Bitcoin’s mined supply has reached 20,000,000 BTC, or 95.24% of the total 21 million cap, with the milestone reported around block heights 939,999 and 940,000, reflecting a minor discrepancy in block reference. Foundry USA was cited as mining the milestone coin at block 939,999 and receiving the current 3.125 BTC reward set by the April 2024 halving. Only about 1 million BTC remains to be issued, a process expected to take roughly 114 more years until around 2140. The update also notes that blockchain analytics firms River Financial and Chainalysis estimate between 2.3 million and 3.7 million BTC may already be permanently lost, meaning the practical circulating supply is lower than the headline total.

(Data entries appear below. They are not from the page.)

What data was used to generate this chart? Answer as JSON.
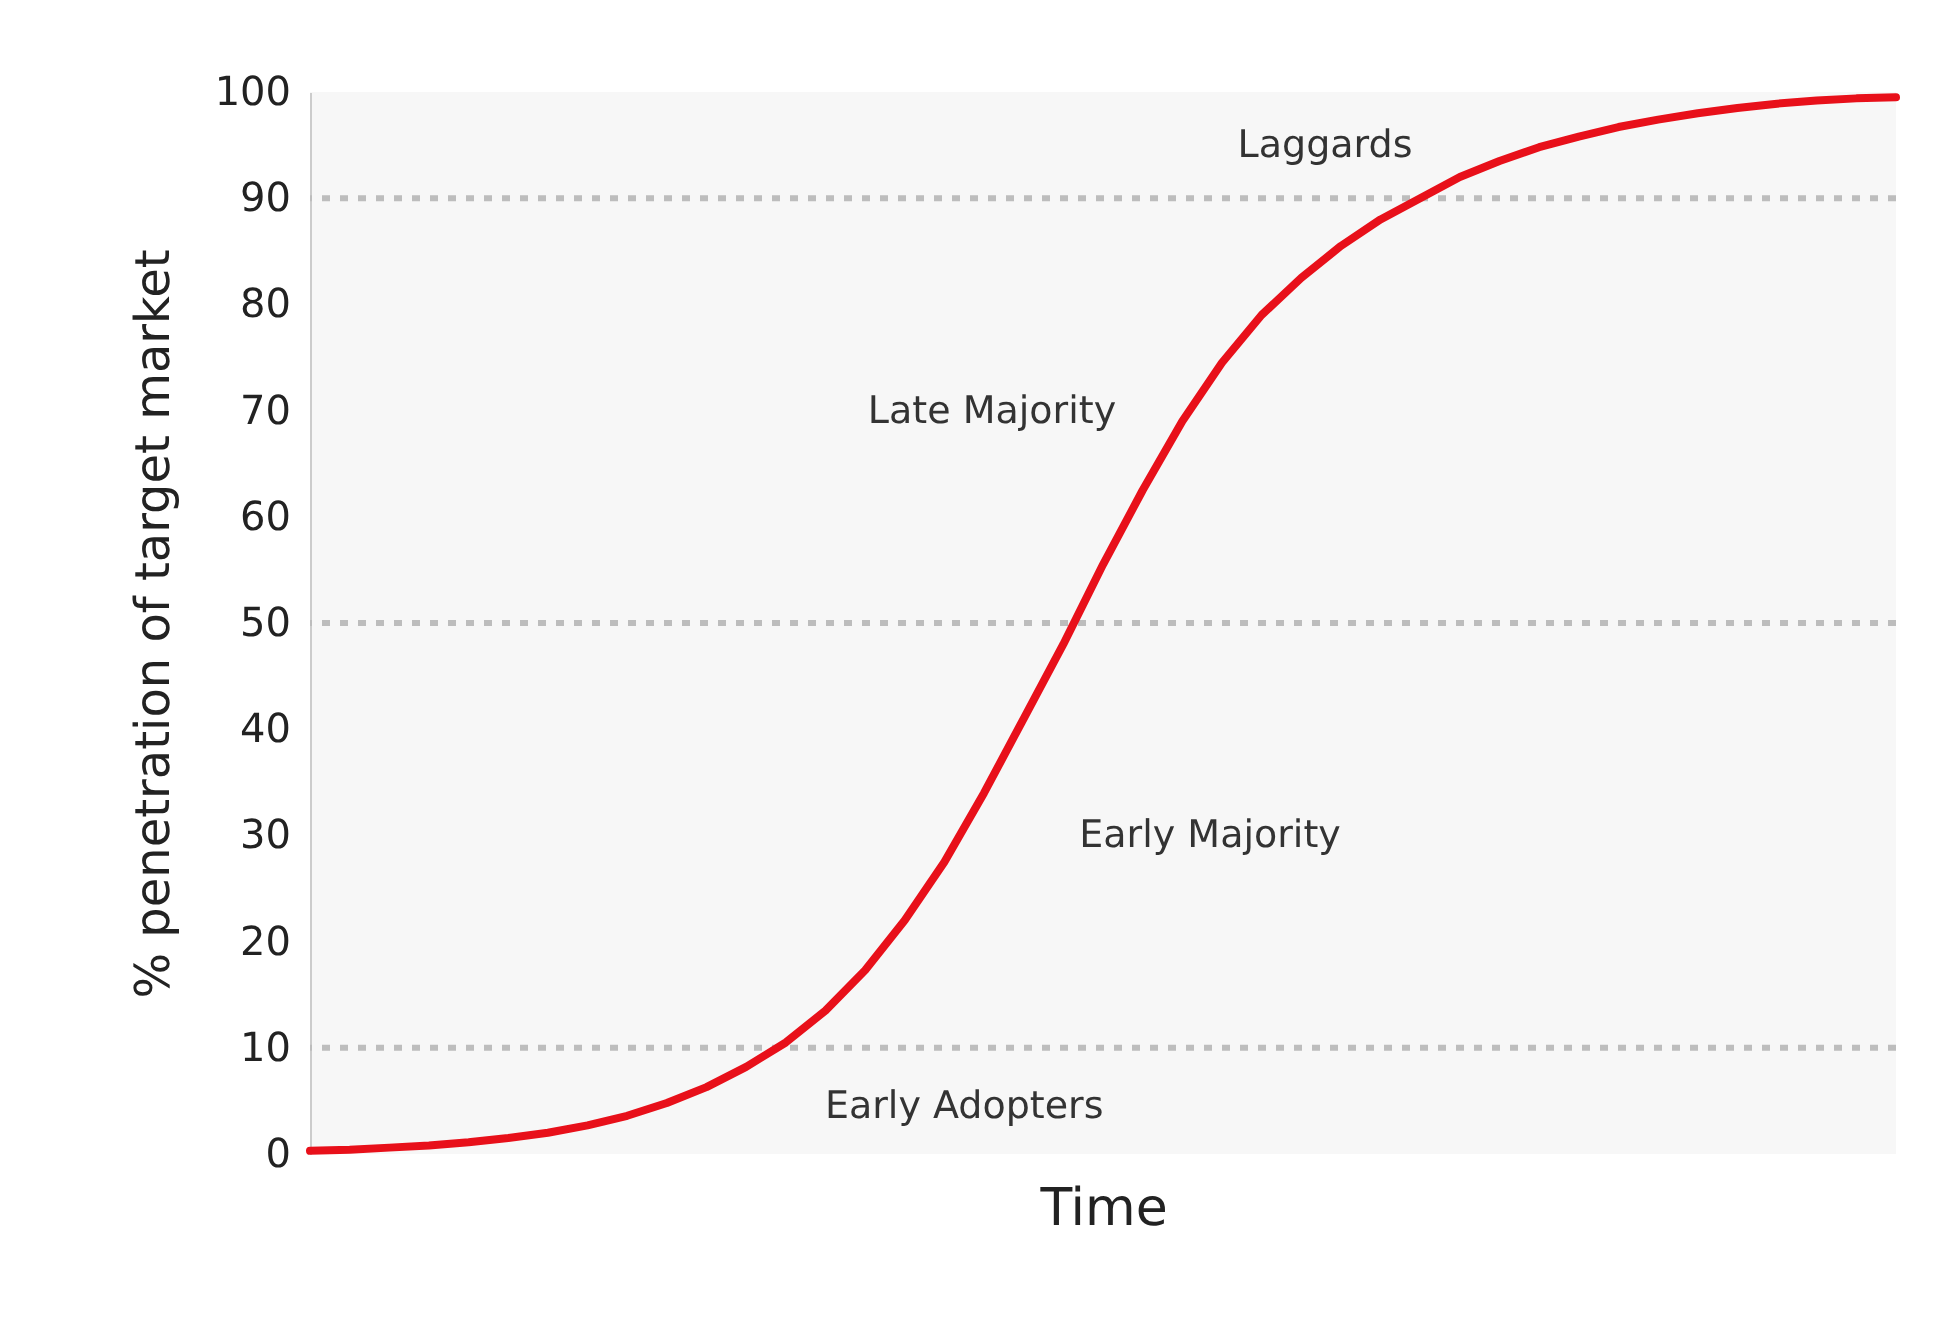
{
  "chart_data": {
    "type": "line",
    "xlabel": "Time",
    "ylabel": "% penetration of target market",
    "categories": [
      null,
      null,
      null,
      null,
      null,
      null,
      null,
      null,
      null,
      null,
      null,
      null,
      null,
      null,
      null,
      null,
      null,
      null,
      null,
      null,
      null,
      null,
      null,
      null,
      null,
      null,
      null,
      null,
      null,
      null,
      null,
      null,
      null,
      null,
      null,
      null,
      null,
      null,
      null,
      null,
      null
    ],
    "series": [
      {
        "color": "#e8101a",
        "values": [
          0.3,
          0.4,
          0.6,
          0.8,
          1.1,
          1.5,
          2.0,
          2.7,
          3.6,
          4.8,
          6.3,
          8.2,
          10.5,
          13.5,
          17.3,
          22,
          27.5,
          34,
          41,
          48,
          55.5,
          62.5,
          69,
          74.5,
          79,
          82.5,
          85.5,
          88,
          90,
          92,
          93.5,
          94.8,
          95.8,
          96.7,
          97.4,
          98,
          98.5,
          98.9,
          99.2,
          99.4,
          99.5
        ]
      }
    ],
    "ylim": [
      0,
      100
    ],
    "yticks": [
      0,
      10,
      20,
      30,
      40,
      50,
      60,
      70,
      80,
      90,
      100
    ],
    "tick_labels": "y",
    "grid": false,
    "marker": "none",
    "line_style": "solid",
    "ref_lines": [
      {
        "axis": "y",
        "value": 10,
        "color": "#bdbdbd",
        "line_style": "dotted"
      },
      {
        "axis": "y",
        "value": 50,
        "color": "#bdbdbd",
        "line_style": "dotted"
      },
      {
        "axis": "y",
        "value": 90,
        "color": "#bdbdbd",
        "line_style": "dotted"
      }
    ],
    "annotations": [
      "Laggards",
      "Late Majority",
      "Early Majority",
      "Early Adopters"
    ]
  }
}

As issuance keeps shrinking, miners are expected to rely increasingly on transaction fees, with the next halving scheduled for April 11, 2028, when the block reward is set to fall from 3.125 BTC to 1.5625 BTC.

Terms & Concepts
  • Block height: The sequential number assigned to a block in the Bitcoin blockchain, showing its position in the chain since the network began.
  • Bitcoin halving: A scheduled Bitcoin protocol event that cuts miners’ block rewards in half, reducing the rate of new BTC issuance over time.
  • Transaction fees: Payments attached to blockchain transactions that compensate miners for processing transfers and may become their main revenue source as block subsidies decline.